With coal prices at historic highs, Mr Narong says that this is not an option right away but is something that Ratchaburi is looking for in the future. Companies such as SET-listed Banpu have successfully shown that international coal operations can be successful.

"We have enough cash flow to fund all our projects and our capital expenditure of about three billion baht a year is sufficient for our plans at the moment," Mr Narong said.

With the gradual depletion of power sources, resources would become key drivers in the future and Ratchaburi wants to have its fair share when that day arrives.

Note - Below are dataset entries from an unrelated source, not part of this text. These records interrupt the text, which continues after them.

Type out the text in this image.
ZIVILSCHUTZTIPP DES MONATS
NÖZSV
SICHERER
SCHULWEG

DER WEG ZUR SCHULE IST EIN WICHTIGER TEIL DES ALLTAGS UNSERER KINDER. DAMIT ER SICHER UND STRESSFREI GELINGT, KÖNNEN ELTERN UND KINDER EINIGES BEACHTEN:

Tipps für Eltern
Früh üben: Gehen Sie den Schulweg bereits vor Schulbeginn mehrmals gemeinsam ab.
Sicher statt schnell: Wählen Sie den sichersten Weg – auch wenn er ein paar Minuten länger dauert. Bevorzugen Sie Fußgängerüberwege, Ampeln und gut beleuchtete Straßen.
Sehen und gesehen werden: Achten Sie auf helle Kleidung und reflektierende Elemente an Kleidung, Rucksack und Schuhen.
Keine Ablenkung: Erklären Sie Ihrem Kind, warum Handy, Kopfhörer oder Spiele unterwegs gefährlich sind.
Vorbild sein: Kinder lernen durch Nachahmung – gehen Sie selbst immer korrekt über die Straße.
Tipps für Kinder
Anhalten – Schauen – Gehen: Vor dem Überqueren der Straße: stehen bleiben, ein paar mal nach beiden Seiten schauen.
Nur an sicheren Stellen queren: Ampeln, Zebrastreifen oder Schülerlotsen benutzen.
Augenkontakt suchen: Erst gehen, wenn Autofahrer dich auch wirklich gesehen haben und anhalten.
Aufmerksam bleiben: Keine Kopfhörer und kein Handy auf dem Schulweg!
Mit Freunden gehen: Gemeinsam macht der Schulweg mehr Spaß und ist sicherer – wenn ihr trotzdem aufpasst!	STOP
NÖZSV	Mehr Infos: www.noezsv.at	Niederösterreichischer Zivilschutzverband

As part of the plan, Ratchaburi is also willing to look at funding generators for alternative power, and if in the future there is greater demand, it may even diversify into that area.

But despite all the ambitious plans, Mr Narong says one of the key issues remains preparation for a move outside the country. Human-resources training is the key to any successful venture and the company has already initiated a project to train people to work outside Thailand, even though most of its projects are years away from being operational.

4 comments:

Anonymous said...

Cambodia is not in position to "offer long-term power purchase agreements (PPAs)” just like Vietname! Cambodia will always demand more energy as long as Cambodian economic continue to grow!

In any investment scheme there is a loser and there is a winner! If Cambodian authority allows the Thaicong to build the coal power plant in Cambodia to supply the Thaicong population with cheap electricity and in return Cambodia will inherit and be burden by environmental and health problems and in the long run it will cost Cambodia more money to solves such problems!

Anonymous said...

Cambodia should take it slow for mega long term leased investment. Once you made the decision it will be hard to reverse it. We must study carefully of benefits and damages it will entail in the long run. Yes we do need to develop our country but do it in carefully. We not sell out country to foreign investments for the sake of creating jobs. Once we can overcome that we all can be proud to be Cambodians...

Anonymous said...

Fuck the thaicong.

Anonymous said...

go invest your coal plant in another country. cambodia don't need your pollution from coal plant. we only look for long-term permanent energy sources, perhaps a clean nuclear plant only for the purpose of producing electricity to meet our growing population, or even a mega-dam somewhere in cambodia for this demand only, not coal plant.